On Jan. 7 the Department of Labor published a final rule that helps clarify how to distinguish an “employee” from an “independent contractor” for purposes of the Fair Labor Standards Act (FLSA). The FLSA is the law that governs an employer’s minimum wage and overtime obligations, among other things. The rule, which takes effect on March 8 contains:
- A multifactor test for determining when workers are employees vs. independent contractors;
- a clarification that when applying the test, no one factor is conclusive and that the actual practices between workers and employers are more relevant than what is stated contractually or is theoretically possible; and
- six fact-specific examples applying the multifactor test.

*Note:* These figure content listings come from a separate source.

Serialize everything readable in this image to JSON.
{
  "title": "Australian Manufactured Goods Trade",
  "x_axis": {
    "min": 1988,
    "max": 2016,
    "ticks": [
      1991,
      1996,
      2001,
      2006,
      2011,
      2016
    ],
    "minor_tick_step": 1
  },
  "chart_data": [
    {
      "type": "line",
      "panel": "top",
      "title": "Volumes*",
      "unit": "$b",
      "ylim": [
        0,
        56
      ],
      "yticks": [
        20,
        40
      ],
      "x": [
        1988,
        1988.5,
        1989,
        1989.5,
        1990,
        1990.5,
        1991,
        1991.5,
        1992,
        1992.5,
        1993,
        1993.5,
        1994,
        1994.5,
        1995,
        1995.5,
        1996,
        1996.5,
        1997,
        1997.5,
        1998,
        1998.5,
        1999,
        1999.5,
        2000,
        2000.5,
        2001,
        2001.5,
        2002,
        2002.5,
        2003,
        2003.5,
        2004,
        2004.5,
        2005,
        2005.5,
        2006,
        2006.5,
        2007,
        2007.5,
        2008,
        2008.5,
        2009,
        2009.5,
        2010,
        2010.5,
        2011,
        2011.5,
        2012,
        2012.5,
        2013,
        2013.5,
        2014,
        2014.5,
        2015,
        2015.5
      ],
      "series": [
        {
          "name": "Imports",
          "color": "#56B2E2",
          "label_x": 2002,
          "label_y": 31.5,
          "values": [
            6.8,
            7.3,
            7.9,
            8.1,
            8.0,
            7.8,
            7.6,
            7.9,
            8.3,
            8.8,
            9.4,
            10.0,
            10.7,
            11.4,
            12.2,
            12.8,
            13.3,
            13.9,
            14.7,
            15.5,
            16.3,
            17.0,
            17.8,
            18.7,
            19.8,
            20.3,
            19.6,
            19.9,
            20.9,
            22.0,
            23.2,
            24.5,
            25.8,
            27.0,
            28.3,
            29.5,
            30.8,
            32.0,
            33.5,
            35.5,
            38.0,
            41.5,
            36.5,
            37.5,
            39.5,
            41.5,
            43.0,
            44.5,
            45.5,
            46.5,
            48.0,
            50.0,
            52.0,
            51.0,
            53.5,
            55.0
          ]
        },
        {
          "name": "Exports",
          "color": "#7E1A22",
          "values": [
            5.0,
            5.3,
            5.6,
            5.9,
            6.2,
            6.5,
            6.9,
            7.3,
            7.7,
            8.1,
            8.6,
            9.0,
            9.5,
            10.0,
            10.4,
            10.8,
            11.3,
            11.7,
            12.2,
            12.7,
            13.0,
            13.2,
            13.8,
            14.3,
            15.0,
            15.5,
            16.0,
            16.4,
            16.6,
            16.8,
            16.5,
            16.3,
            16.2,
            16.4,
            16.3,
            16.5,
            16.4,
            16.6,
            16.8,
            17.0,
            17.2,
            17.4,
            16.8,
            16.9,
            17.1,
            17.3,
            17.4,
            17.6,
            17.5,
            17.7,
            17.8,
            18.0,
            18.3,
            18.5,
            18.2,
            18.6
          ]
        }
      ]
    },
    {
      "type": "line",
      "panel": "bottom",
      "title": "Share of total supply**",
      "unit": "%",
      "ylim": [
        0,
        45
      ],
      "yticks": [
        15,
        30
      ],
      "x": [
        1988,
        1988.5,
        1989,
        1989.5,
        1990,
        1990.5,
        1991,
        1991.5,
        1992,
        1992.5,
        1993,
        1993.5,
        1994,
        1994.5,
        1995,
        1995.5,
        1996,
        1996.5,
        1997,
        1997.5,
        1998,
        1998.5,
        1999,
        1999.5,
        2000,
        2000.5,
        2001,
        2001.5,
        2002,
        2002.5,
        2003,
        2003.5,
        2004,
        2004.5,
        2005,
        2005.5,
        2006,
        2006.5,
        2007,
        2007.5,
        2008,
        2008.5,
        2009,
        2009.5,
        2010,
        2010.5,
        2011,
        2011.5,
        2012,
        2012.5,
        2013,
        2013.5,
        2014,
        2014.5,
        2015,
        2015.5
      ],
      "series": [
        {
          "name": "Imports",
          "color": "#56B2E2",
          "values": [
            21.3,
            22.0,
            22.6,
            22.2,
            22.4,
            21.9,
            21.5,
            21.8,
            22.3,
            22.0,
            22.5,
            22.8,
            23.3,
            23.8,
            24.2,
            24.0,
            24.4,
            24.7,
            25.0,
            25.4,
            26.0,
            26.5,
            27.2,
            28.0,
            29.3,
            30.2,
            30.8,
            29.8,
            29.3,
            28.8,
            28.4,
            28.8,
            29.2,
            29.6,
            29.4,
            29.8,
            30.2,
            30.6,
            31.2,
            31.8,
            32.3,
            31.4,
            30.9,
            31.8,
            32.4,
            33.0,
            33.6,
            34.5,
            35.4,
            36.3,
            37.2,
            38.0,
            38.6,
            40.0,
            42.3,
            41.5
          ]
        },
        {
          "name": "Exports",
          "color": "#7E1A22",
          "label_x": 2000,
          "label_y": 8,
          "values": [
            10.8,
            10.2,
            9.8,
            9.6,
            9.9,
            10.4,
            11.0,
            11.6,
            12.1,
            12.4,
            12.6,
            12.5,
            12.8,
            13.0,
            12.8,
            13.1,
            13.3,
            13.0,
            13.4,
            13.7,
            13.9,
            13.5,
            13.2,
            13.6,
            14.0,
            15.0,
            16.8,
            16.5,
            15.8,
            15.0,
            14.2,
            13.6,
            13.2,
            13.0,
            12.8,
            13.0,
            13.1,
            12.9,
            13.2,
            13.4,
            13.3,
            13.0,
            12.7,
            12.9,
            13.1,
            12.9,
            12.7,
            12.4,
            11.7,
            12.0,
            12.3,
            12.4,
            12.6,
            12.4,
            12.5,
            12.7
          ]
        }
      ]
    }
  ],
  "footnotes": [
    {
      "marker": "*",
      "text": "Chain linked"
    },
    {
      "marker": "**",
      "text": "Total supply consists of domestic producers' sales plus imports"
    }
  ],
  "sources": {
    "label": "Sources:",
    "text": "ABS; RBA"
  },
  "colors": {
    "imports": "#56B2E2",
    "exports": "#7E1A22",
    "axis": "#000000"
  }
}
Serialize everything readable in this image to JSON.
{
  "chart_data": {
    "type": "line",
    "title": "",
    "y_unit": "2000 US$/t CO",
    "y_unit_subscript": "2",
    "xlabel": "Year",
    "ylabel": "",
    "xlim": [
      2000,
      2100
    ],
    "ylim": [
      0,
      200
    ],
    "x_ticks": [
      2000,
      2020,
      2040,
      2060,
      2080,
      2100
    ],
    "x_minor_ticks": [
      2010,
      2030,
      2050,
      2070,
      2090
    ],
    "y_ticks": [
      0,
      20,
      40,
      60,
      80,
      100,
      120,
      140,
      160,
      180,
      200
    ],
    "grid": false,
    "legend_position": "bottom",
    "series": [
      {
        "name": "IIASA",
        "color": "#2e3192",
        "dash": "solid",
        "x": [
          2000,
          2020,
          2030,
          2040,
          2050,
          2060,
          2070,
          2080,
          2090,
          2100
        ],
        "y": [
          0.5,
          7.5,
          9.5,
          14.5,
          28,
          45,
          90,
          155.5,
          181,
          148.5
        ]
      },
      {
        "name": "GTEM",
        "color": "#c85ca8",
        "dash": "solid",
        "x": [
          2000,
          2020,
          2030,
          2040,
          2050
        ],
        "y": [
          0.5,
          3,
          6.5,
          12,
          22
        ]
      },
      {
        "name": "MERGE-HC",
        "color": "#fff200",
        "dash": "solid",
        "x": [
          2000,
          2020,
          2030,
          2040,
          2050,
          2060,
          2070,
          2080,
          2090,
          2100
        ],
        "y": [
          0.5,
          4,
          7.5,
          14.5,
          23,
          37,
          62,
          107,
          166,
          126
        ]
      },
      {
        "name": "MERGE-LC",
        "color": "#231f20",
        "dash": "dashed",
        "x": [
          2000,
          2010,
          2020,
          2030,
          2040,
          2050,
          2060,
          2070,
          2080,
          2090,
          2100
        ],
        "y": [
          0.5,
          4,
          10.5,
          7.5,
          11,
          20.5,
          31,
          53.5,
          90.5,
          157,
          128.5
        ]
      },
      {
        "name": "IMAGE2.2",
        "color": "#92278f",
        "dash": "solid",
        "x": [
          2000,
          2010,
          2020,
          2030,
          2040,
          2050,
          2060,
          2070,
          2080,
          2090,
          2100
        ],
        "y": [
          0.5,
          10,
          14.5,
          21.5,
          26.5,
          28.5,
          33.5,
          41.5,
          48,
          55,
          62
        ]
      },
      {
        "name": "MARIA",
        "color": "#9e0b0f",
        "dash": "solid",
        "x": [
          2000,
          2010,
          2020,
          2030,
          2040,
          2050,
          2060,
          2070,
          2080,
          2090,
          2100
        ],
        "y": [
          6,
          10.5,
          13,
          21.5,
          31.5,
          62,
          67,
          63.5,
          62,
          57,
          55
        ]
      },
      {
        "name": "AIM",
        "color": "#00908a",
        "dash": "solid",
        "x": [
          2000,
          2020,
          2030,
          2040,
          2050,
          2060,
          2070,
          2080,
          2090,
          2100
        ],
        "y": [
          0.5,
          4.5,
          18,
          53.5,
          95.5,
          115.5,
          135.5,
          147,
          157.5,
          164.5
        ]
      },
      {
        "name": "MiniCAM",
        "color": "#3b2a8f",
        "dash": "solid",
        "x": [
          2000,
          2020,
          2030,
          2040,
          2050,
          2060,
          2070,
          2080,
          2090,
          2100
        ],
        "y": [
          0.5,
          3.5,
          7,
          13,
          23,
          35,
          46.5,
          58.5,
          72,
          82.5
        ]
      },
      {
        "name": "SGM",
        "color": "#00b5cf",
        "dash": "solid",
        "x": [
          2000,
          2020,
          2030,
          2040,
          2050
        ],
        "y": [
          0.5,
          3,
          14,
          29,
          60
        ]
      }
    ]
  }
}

The multifactor test is designed to determine whether a worker is economically dependent on a business and is its employee, or whether the worker is self-employed. The test identifies and explains two “core factors” and lists three other factors that are probative to worker classification determinations. The two core factors are:
- The nature and degree of control over the work; and
- a worker’s opportunity for profit or loss based on initiative and/or investment.
The three other probative factors are:
- The amount of skill required for the work;
- the degree of permanence of the working relationship between a worker and a business; and
- whether the work is part of an integrated unit of production.
The final rule largely reflects the comments and suggestions NADA made to DOL during the rulemaking. Caution: the final rule applies to dealerships with respect to their federal FLSA compliance. It does not necessarily apply to other federal or state laws governing the relationship between dealerships and workers, including federal and state tax laws.
Dealers should work with their attorneys and HR professionals to carefully evaluate those relationships where it is not readily apparent whether workers are employees vs. independent contractors.